With the power source structure shifting from controllable continuous output coal-fired installations to strongly uncertain, weakly controllable output new energy generation installations, the new power system faces a series of new safety issues. Kumar et al. [16] pointed out that the variability and intermittency of renewable energy, due to its dependence on climate conditions, can lead to power supply and demand imbalances, thereby affecting system frequency and voltage. These issues limit the penetration of renewable energy into the system. At the same time, the widespread use of power electronic devices may reduce the inertia of the entire system, causing voltage and frequency stability issues compared to traditional synchronous generators. Walker et al. [17] further pointed out that in photovoltaic system, information transfer is crucial for ramp rate control, voltage regulation, fault identification and isolation, and circuit configuration. Each component of the system can be a potential vulnerability, including advanced meters, inverter control, supervisory control and data acquisition, energy management system, weather monitoring, field sensors, actuators, and communications related to security system.
2.2.2. New safety issues triggered by changes in grid morphology
Changes in grid morphology also bring new safety challenges to the new power system. Traditional grids are mainly characterized by unidirectional step-by-step power transmission, while new grids are transforming into an energy internet that includes AC/DC hybrid interconnected large grids, microgrids, local DC grids, and flexible loads. Nejabatkhah et al. [18] emphasized that cyber-attack can have devastating effects on the stability of microgrids, especially in island mode, where the operation of power electronic dense microgrids depends on efficient and reliable data flows in the network system. Any delay or corruption of data can affect the normal operation of the physical system, endangering the efficiency, stability, and safety of smart grid. Antonov et al. [19] also pointed out that due to the complex connections between microgrid system and multiple entities, as well as the high degree of interaction with various users and administrators, microgrids have a wide attack surface. For example, the Advanced Metering Infrastructure (AMI) alone may have various different attack surfaces.
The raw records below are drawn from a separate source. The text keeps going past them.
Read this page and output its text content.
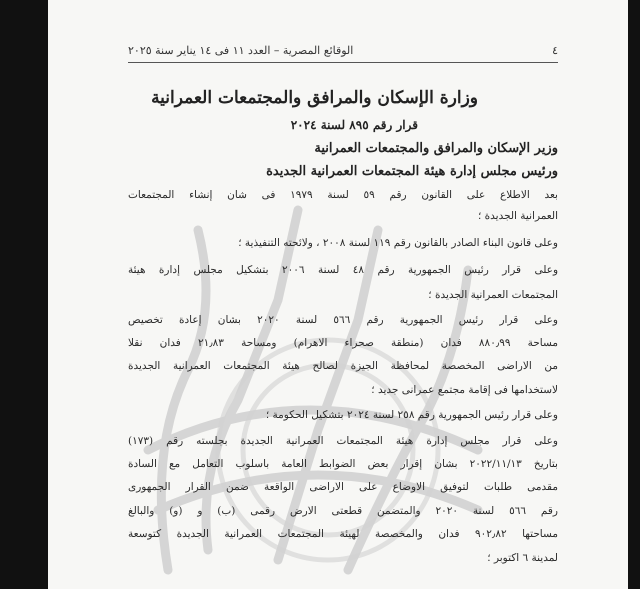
٤
الوقائع المصرية – العدد ١١ فى ١٤ يناير سنة ٢٠٢٥
وزارة الإسكان والمرافق والمجتمعات العمرانية
قرار رقم ٨٩٥ لسنة ٢٠٢٤
وزير الإسكان والمرافق والمجتمعات العمرانية
ورئيس مجلس إدارة هيئة المجتمعات العمرانية الجديدة
بعد الاطلاع على القانون رقم ٥٩ لسنة ١٩٧٩ فى شأن إنشاء المجتمعات
العمرانية الجديدة ؛
وعلى قانون البناء الصادر بالقانون رقم ١١٩ لسنة ٢٠٠٨ ، ولائحته التنفيذية ؛
وعلى قرار رئيس الجمهورية رقم ٤٨ لسنة ٢٠٠٦ بتشكيل مجلس إدارة هيئة
المجتمعات العمرانية الجديدة ؛
وعلى قرار رئيس الجمهورية رقم ٥٦٦ لسنة ٢٠٢٠ بشأن إعادة تخصيص
مساحة ٨٨٠٫٩٩ فدان (منطقة صحراء الأهرام) ومساحة ٢١٫٨٣ فدان نقلاً
من الأراضى المخصصة لمحافظة الجيزة لصالح هيئة المجتمعات العمرانية الجديدة
لاستخدامها فى إقامة مجتمع عمرانى جديد ؛
وعلى قرار رئيس الجمهورية رقم ٢٥٨ لسنة ٢٠٢٤ بتشكيل الحكومة ؛
وعلى قرار مجلس إدارة هيئة المجتمعات العمرانية الجديدة بجلسته رقم (١٧٣)
بتاريخ ٢٠٢٢/١١/١٣ بشأن إقرار بعض الضوابط العامة بأسلوب التعامل مع السادة
مقدمى طلبات لتوفيق الأوضاع على الأراضى الواقعة ضمن القرار الجمهورى
رقم ٥٦٦ لسنة ٢٠٢٠ والمتضمن قطعتى الأرض رقمى (ب) و (و) والبالغ
مساحتها ٩٠٢٫٨٢ فدان والمخصصة لهيئة المجتمعات العمرانية الجديدة كتوسعة
لمدينة ٦ أكتوبر ؛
Furthermore, the digitalization, intelligentization, networking, and highly open interconnectivity characteristics of the new power system further expand the potential attack surface. Khoei et al. [20] provided an attack classification based on the Open System Interconnection (OSI) model and discussed in detail the cyber-attack targeting different layers of smart grid network communication. They pointed out that due to the infrastructure of smart grid connecting a large number of system, their hierarchical structure is crucial within the infrastructure. Smart grid include three main subnetwork: wide area network, neighborhood network, and home network. Gomez and Paradells [21] further pointed out that above these three subnetwork, there are three additional subnetwork, namely field area network, local area network, and building area network, all of which increase system complexity and potential security risks.
Through the above analysis, we can see that the threat faced by the new power system in terms of cyber-physical coupling are multifaceted, involving changes in power source structure and grid morphology. These changes not only bring technical challenges but also impose new requirements on security defense strategies. In the following sections, we will further explore the traditional security risks faced by the new power system in the STDC broad closed-loop, as well as the new risks under the integration of GGLS.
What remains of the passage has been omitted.